Depending on who you ask, a home can be many things. For some, it’s a place to seek refuge from the stresses of daily life. For others, it’s where they bask in the company of loved ones, safe in the knowledge that they’re not alone. Some will tell you that home could be anywhere in the world, as long as they are with the right people. But no matter who you ask, a home is often a combination of these things and more; a place where various aspects of life unfolds.

Evidently, we ask a lot of our homes. But in land-scarce Singapore, this presents a unique conundrum: our homes, while small, must also serve as offices, event halls and gyms, simply because their actual counterparts are often too crowded or costly to utilise. This, however, is easier said than done. With each additional function we require our homes to perform, a wholly different set of furniture and homeware is needed. These are items few can afford to keep in storage, and has rendered the ideal modern home an elusive and often expensive target to reach.

It’s no surprise then, that Singaporeans have begun to demand furniture that are both versatile and multifunctional. A shelf must no longer provide just storage space, but be customisable and even decorative. And this is the direction that furniture makers and sellers are starting to move towards, Japanese lifestyle retailer MUJI amongst them. Since its inception, the brand has upheld their philosophy of producing items that are stripped of superfluous features, and which can be adapted to fit seamlessly into any user’s lifestyle.

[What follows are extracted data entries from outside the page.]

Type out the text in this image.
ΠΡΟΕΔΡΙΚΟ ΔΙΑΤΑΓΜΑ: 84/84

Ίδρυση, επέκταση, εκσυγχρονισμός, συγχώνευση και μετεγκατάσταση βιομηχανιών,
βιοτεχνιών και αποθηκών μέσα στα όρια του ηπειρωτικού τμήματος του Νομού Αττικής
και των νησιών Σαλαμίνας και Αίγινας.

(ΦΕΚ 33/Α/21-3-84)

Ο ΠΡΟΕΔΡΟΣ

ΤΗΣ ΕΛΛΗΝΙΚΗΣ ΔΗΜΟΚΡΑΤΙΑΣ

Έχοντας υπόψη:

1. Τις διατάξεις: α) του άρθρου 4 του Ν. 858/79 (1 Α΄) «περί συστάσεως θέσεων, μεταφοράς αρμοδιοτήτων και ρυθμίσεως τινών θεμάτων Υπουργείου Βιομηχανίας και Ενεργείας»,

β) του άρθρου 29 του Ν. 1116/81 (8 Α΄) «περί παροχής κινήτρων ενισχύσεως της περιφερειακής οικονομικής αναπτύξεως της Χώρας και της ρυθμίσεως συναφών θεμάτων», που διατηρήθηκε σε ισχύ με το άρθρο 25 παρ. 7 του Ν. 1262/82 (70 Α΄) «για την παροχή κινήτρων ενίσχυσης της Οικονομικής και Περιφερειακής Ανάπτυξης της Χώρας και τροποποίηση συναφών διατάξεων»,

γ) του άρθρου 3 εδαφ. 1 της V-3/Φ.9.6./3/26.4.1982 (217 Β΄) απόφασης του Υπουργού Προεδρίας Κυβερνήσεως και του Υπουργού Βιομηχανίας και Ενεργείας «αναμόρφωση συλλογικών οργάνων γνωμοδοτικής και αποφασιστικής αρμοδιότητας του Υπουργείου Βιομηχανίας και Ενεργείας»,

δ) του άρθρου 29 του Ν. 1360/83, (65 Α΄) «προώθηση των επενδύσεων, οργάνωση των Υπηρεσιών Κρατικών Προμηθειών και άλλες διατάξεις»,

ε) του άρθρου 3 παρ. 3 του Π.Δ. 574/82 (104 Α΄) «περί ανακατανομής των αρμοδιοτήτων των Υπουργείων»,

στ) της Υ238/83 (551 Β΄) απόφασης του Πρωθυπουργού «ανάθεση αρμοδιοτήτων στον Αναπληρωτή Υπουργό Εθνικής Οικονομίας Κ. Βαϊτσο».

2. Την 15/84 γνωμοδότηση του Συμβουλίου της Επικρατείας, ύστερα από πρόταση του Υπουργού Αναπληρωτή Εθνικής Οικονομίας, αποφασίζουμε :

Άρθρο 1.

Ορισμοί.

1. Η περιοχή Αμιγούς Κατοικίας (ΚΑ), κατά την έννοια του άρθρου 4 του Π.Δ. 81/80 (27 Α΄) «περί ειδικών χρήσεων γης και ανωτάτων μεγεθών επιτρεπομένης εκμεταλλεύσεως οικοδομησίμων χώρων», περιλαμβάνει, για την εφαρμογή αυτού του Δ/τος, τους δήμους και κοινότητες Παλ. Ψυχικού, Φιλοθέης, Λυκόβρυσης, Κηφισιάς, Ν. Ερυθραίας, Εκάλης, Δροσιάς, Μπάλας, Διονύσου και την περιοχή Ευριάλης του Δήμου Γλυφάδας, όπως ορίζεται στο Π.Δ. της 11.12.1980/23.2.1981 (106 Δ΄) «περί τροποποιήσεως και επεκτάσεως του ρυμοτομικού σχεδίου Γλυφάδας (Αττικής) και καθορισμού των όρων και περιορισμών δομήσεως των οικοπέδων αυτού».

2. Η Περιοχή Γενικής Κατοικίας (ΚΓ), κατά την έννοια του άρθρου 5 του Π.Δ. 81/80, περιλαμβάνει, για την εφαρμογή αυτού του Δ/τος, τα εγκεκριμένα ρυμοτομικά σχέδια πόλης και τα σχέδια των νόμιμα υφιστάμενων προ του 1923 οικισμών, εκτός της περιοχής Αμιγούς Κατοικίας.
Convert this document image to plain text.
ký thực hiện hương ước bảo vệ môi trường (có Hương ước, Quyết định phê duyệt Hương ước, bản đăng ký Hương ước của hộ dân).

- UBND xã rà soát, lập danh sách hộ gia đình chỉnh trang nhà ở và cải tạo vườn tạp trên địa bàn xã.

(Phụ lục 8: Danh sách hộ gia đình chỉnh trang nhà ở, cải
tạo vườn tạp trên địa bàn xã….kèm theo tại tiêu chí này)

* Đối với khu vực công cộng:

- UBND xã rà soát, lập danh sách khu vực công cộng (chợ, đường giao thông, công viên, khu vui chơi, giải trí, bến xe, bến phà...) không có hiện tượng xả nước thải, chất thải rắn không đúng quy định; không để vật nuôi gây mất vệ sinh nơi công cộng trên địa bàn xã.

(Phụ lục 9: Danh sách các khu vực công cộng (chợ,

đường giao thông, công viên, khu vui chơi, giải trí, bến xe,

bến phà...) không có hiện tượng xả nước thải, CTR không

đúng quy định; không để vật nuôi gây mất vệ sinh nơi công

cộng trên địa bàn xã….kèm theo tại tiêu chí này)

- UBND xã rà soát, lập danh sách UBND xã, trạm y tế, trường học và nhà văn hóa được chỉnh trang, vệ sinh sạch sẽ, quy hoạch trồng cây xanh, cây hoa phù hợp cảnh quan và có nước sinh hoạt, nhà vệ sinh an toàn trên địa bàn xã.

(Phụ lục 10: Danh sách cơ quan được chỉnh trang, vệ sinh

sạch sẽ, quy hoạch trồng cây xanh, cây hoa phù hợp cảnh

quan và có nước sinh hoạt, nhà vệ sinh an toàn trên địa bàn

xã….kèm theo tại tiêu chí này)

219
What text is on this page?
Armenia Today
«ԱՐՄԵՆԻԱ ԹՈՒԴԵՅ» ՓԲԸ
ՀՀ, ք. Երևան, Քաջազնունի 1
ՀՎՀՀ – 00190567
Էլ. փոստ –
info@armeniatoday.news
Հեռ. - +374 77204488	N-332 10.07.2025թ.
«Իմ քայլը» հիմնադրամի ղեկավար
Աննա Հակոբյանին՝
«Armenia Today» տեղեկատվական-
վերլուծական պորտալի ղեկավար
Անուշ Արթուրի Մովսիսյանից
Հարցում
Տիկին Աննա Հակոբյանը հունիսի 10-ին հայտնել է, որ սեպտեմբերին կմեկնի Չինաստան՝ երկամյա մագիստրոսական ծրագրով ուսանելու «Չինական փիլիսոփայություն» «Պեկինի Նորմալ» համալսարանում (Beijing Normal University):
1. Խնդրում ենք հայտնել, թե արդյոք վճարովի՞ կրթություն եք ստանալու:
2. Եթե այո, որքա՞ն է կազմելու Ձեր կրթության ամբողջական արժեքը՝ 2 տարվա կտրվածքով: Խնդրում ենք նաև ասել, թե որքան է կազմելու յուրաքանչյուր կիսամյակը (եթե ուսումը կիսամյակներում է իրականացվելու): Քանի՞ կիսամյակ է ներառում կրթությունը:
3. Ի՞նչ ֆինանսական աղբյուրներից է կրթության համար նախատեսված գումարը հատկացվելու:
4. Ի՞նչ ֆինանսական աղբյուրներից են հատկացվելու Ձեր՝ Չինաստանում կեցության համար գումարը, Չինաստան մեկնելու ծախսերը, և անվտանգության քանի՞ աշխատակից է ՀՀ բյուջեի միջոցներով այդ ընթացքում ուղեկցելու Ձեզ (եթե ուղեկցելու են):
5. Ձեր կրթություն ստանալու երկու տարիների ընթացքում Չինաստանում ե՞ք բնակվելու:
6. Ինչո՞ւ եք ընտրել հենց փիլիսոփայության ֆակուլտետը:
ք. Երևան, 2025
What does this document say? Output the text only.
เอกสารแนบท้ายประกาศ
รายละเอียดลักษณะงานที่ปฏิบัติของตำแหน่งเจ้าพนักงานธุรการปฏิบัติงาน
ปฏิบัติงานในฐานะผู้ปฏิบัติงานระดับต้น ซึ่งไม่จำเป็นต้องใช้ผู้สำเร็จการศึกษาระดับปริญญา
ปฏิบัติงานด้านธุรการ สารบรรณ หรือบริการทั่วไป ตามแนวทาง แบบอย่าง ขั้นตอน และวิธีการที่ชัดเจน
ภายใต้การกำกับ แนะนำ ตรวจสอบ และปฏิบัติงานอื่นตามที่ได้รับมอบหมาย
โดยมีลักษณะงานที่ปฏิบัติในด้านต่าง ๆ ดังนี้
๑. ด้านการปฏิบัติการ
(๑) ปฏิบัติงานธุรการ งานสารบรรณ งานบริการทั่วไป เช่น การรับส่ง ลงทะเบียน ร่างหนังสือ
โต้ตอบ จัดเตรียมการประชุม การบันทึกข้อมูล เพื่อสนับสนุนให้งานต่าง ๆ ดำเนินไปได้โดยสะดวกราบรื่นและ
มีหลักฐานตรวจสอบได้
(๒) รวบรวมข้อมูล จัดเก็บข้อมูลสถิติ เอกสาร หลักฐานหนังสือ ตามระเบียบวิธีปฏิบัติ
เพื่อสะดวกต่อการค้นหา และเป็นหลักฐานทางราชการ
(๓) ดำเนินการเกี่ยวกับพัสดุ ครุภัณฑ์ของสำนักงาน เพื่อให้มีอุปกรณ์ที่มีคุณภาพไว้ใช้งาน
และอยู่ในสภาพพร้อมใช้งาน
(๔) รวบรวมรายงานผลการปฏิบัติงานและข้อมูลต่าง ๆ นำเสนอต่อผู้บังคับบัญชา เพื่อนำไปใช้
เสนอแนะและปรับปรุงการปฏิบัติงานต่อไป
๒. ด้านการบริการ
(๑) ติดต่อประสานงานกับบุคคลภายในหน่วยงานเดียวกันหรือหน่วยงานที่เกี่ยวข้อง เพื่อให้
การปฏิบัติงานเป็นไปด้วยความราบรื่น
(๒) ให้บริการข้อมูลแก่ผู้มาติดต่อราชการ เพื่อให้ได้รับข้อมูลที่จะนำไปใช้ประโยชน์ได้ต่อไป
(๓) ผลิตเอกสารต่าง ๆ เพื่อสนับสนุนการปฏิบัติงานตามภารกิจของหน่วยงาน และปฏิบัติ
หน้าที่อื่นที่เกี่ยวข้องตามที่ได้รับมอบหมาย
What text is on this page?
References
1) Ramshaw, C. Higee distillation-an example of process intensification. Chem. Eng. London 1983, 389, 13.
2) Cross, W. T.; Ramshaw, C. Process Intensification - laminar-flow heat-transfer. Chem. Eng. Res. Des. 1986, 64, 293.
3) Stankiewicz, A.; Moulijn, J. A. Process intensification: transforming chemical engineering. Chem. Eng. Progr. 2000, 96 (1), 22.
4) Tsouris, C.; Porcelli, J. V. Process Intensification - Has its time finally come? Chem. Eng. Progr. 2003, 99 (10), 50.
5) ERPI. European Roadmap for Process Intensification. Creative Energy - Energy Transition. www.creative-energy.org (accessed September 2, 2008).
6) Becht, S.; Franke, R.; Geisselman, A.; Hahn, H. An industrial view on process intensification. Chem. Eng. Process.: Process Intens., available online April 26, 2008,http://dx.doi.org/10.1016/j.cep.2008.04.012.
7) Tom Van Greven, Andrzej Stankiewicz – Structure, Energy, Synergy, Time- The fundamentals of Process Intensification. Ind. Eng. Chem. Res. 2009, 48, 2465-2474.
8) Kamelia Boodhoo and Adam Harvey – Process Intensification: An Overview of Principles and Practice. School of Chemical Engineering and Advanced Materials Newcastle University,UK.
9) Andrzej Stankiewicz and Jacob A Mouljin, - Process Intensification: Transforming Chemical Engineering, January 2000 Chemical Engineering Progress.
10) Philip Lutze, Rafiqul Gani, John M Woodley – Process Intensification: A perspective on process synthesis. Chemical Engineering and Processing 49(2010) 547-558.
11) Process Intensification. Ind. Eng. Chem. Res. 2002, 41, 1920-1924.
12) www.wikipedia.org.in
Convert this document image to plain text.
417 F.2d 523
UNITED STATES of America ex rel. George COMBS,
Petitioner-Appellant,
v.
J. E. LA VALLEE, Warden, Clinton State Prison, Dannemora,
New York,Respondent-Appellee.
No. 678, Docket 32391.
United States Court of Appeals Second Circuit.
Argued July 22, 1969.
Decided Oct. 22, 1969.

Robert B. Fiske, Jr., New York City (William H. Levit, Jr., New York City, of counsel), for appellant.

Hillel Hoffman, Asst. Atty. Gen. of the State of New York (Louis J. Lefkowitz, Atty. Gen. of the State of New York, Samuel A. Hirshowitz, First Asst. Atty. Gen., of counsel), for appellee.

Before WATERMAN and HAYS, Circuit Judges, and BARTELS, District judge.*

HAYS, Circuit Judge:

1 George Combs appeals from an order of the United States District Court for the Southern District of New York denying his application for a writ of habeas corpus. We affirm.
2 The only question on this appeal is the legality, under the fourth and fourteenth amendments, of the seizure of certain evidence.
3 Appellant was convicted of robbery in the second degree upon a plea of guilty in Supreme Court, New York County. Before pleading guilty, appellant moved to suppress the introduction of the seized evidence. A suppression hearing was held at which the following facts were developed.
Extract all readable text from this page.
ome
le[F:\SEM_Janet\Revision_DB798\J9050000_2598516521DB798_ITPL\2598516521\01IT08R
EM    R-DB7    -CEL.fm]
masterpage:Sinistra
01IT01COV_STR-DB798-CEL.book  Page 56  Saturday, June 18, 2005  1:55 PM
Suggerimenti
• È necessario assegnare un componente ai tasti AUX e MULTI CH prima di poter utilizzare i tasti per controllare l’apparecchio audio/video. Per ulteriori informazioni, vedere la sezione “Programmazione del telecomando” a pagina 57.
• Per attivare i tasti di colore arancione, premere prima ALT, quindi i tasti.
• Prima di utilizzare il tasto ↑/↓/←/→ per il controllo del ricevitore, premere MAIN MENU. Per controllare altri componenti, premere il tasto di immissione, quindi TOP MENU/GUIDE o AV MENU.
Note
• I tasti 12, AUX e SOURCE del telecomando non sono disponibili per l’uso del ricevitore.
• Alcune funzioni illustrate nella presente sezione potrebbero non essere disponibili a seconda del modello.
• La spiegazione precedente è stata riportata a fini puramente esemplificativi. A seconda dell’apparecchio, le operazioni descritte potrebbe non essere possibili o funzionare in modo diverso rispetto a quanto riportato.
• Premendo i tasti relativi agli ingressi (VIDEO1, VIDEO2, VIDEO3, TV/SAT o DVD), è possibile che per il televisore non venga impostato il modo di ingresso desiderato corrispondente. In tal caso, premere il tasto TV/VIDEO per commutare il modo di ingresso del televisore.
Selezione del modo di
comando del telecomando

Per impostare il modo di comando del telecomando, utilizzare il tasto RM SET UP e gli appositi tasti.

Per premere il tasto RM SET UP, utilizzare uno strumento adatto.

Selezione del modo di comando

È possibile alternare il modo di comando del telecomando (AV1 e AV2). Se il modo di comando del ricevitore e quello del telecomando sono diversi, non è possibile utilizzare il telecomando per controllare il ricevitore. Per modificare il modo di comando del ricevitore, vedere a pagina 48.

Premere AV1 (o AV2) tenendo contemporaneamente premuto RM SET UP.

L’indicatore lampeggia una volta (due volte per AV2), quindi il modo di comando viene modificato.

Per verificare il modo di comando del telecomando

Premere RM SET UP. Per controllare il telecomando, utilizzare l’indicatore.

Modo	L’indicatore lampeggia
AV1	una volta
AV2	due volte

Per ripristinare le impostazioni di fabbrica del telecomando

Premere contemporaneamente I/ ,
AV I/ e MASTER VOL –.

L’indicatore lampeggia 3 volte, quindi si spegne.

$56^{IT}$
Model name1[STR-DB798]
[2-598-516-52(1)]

This vision, which they’ve termed Compact Life, has driven the creation of homeware that go towards realising a “simple, pleasant life”; products that simultaneously speak to the most fussy and exacting of shoppers, while providing precisely the qualities that are necessary. It’s an ideal that has never been more relevant or appealing than in today’s context of material wealth and extravagance, and one that many have welcomed eagerly. To start the new year off on the right note, this first of a two-part guide offers a selection of tips for organising a home’s dining and living spaces.

Dining Room & Kitchen

For a space that, at its most basic level, hardly needs anything more than a table and some chairs, a dining room can be surprisingly difficult to furnish. It’s the place where guests are usually hosted, so seating capacity must be scaled up and down frequently. Storage space, when used inefficiently, prevents tableware and food from being put away neatly.

Living RoomIn good shape: MUJI Living

As a communal space where families gather for conversation and relaxation, the living room is witness to a large part of the daily routine. When a game of chess or a movie screening calls for it, alternative arrangements to the room are necessary to cut out distraction and to facilitate more immersive experiences.